But I, O Lord, cry to you; in the morning, my prayer comes before you. O Lord, why do you cast my soul away? Why do you hide your face from me? (Psalm 88:13–14, ESV)
I grew up in New York from junior high through grad school. Christmas in NYC is magical. Some of my best memories come from there. However, two of my top three “cries of darkness” also come from when I lived there. My pastor in NYC, Tim Keller, preached a sermon on “Heman’s Cry of Darkness” from Psalm 88 that helps me still today.
Most Psalms of Lament end in hope. Psalms 39 and 88 are the exceptions. In fact, the last word of Psalm 88 is “darkness.” Heman, the author of Psalm 88, demolishes any naïve notion of prosperity theology. As a devout God-follower, he’s taking off the gloves and giving God his honest thoughts and feelings about his experience of darkness.
This Christmas, many will not sing “Joy to the World” with happiness but will deal with one or both of Heman’s “darknesses”: (1) outward darkness, due to difficult circumstances or (2) inward darkness, due to having no sense of God’s presence. If you are experiencing the “cry of darkness” this Christmas, I’d like to pass on Keller’s four points and the true hope of Christmas:
Times of darkness . . .
1) can last a long time, no matter what you do;
2) are often the places to uniquely learn about God’s grace;
3) can sometimes be the very best situation for you to grow into greatness;
4) can be reframed to lead us to deeper and more significant spiritual realities.
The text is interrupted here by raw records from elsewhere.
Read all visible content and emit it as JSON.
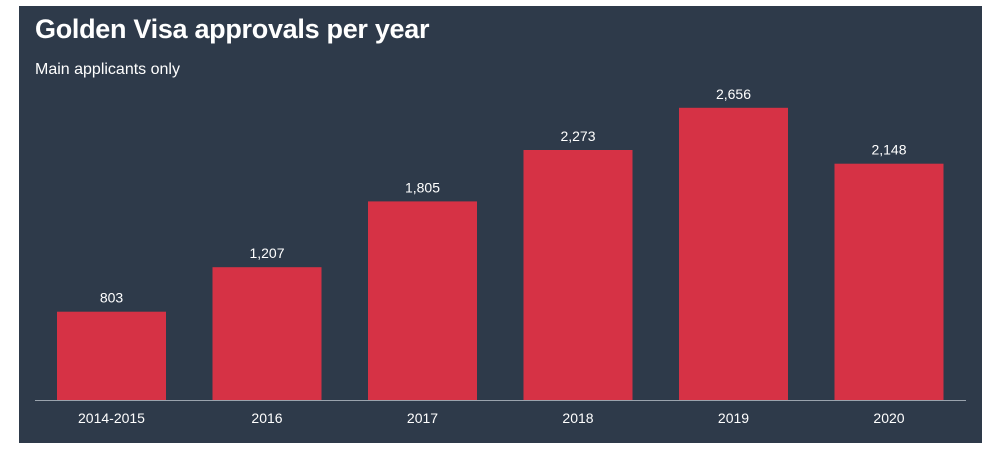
{
  "title": "Golden Visa approvals per year",
  "subtitle": "Main applicants only",
  "colors": {
    "background": "#2e3a4a",
    "bar": "#d63245",
    "axis": "#9aa3ad",
    "text": "#ffffff"
  },
  "chart_data": {
    "type": "bar",
    "title": "Golden Visa approvals per year",
    "subtitle": "Main applicants only",
    "xlabel": "",
    "ylabel": "",
    "categories": [
      "2014-2015",
      "2016",
      "2017",
      "2018",
      "2019",
      "2020"
    ],
    "values": [
      803,
      1207,
      1805,
      2273,
      2656,
      2148
    ],
    "value_labels": [
      "803",
      "1,207",
      "1,805",
      "2,273",
      "2,656",
      "2,148"
    ],
    "ylim": [
      0,
      2800
    ],
    "grid": false,
    "legend": "none"
  }
}
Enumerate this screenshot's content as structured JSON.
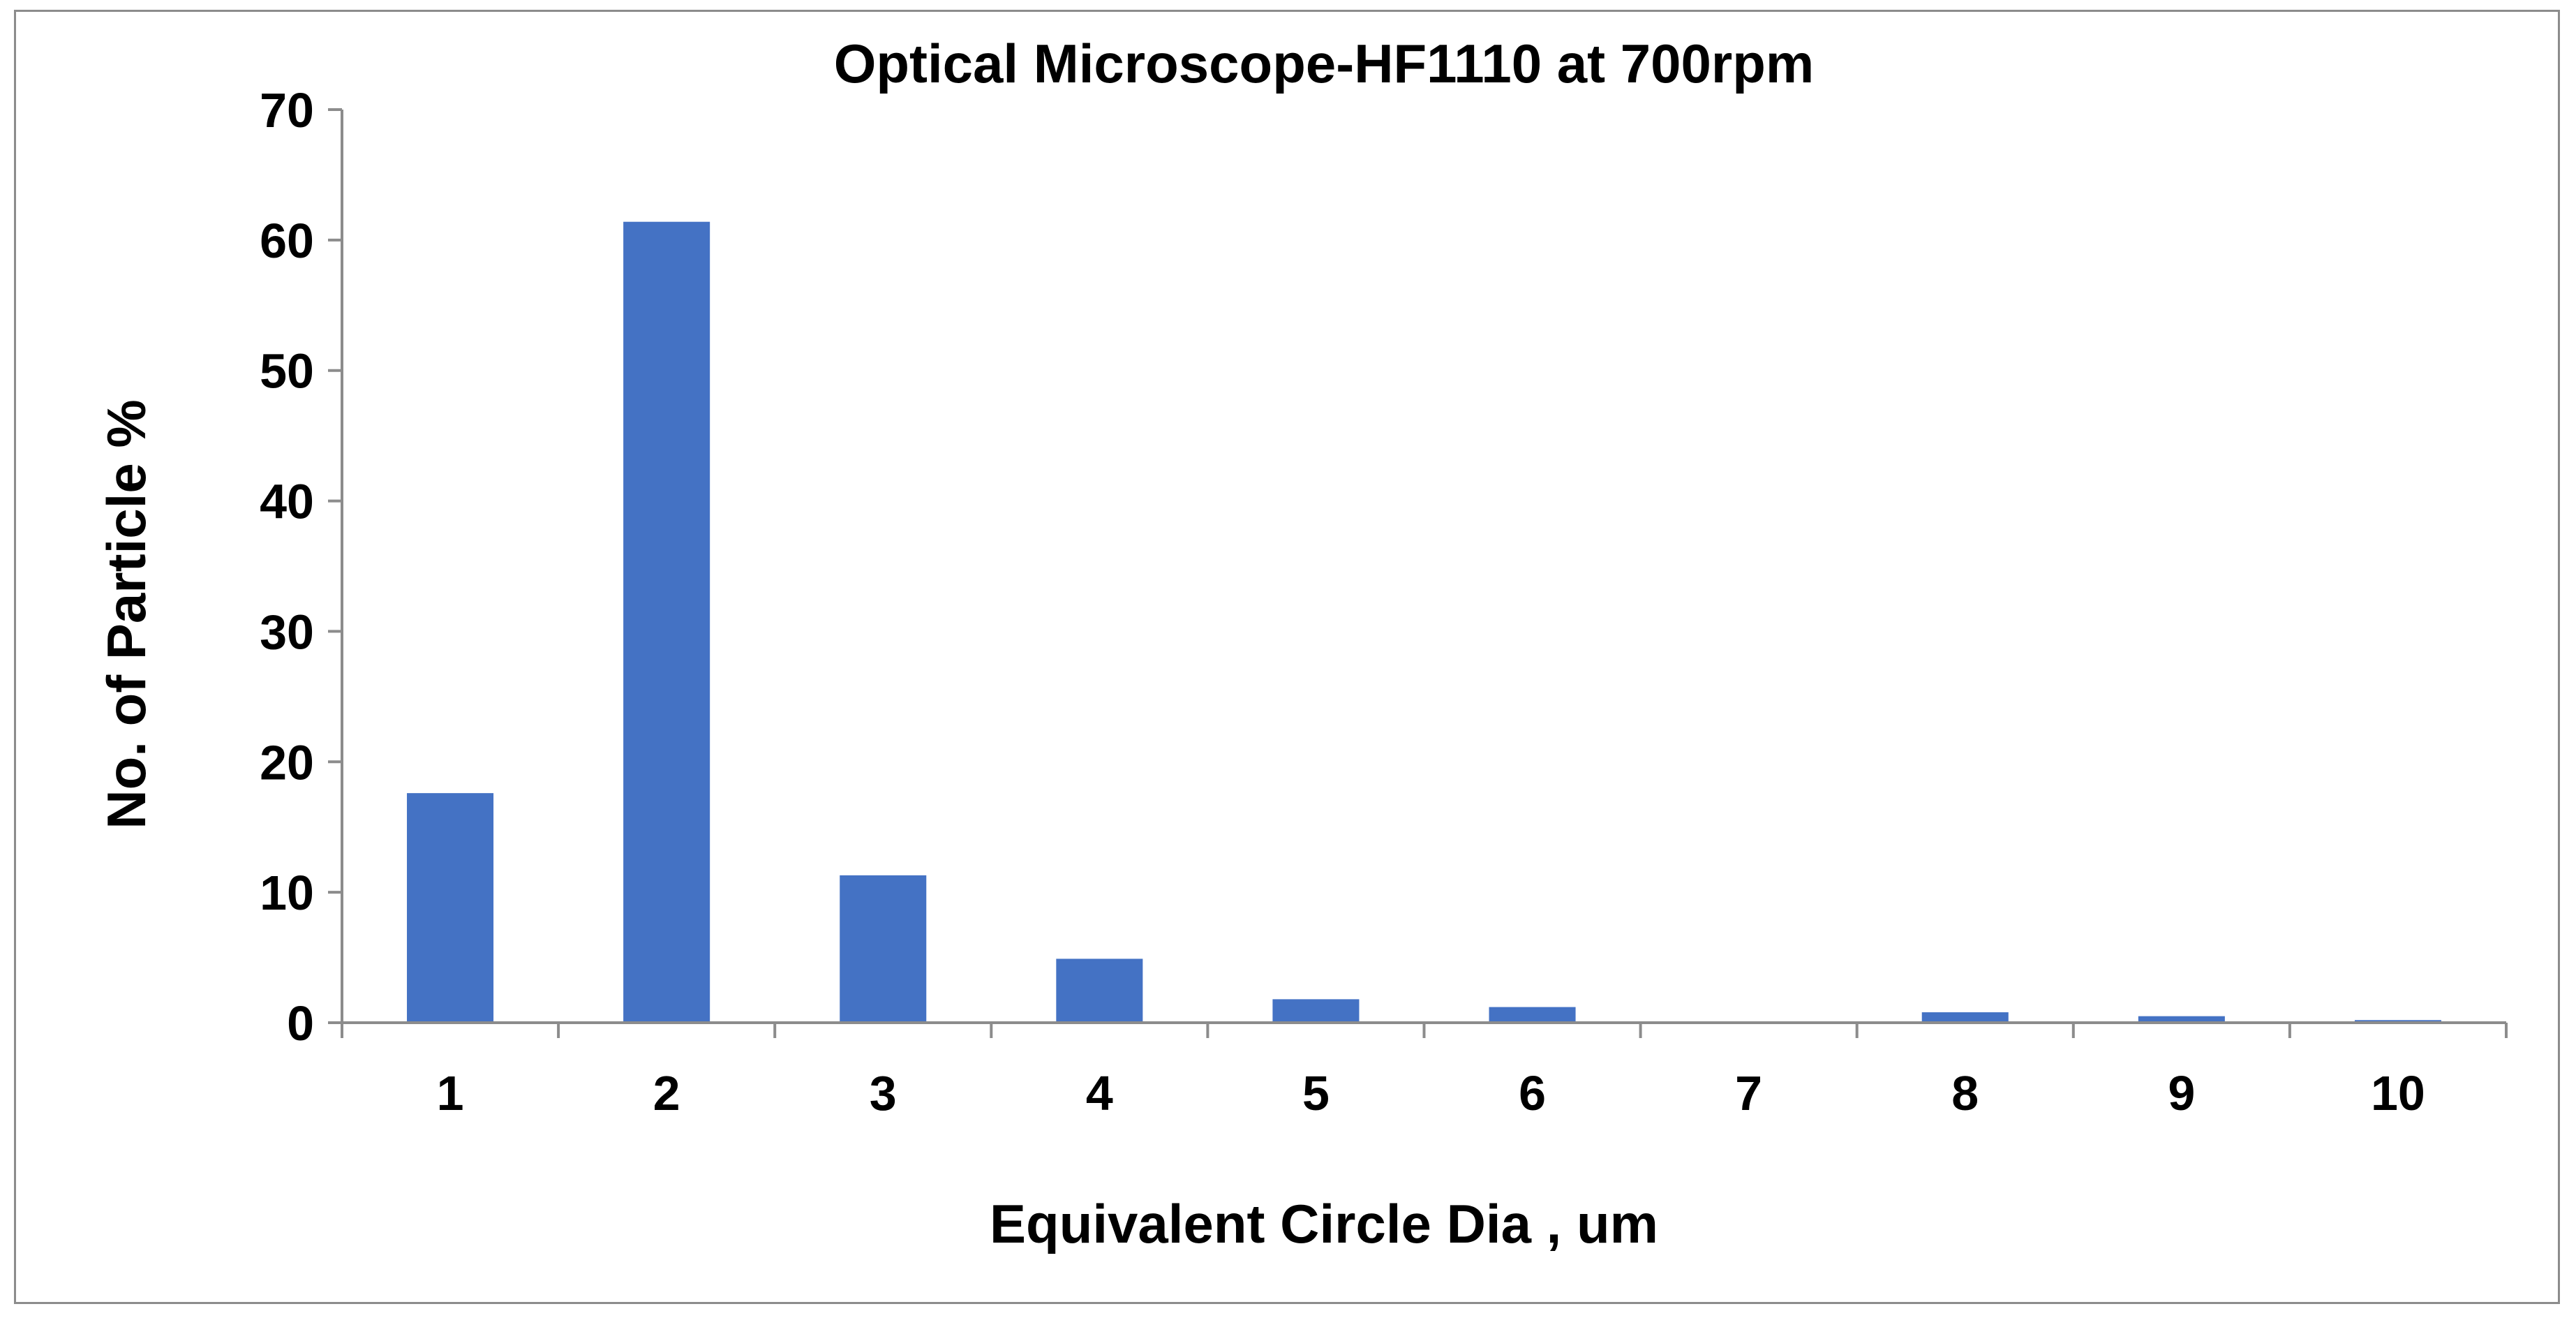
{
  "chart_data": {
    "type": "bar",
    "title": "Optical Microscope-HF1110 at 700rpm",
    "xlabel": "Equivalent Circle Dia , um",
    "ylabel": "No. of Particle %",
    "categories": [
      "1",
      "2",
      "3",
      "4",
      "5",
      "6",
      "7",
      "8",
      "9",
      "10"
    ],
    "values": [
      17.6,
      61.4,
      11.3,
      4.9,
      1.8,
      1.2,
      0,
      0.8,
      0.5,
      0.2
    ],
    "ylim": [
      0,
      70
    ],
    "yticks": [
      "0",
      "10",
      "20",
      "30",
      "40",
      "50",
      "60",
      "70"
    ],
    "grid": false,
    "legend": "none",
    "bar_color": "#4472c4",
    "axis_color": "#8c8c8c"
  }
}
Matthew 27:45–46 reports the ultimate darkness of all time. At the ninth hour, Jesus cries out from the cross, “My God, my God, why have you forsaken me?”
At Christmas, we celebrate that Christ came into our time and space, fully God and fully man, to take on the ultimate darkness of all time, demonstrating sacrificial, redemptive love for hopeless humankind.
In your darkest moments, remember Christmas and then remember the cross. If Jesus did not abandon us in His ultimate darkness, why would He abandon you in your darkness?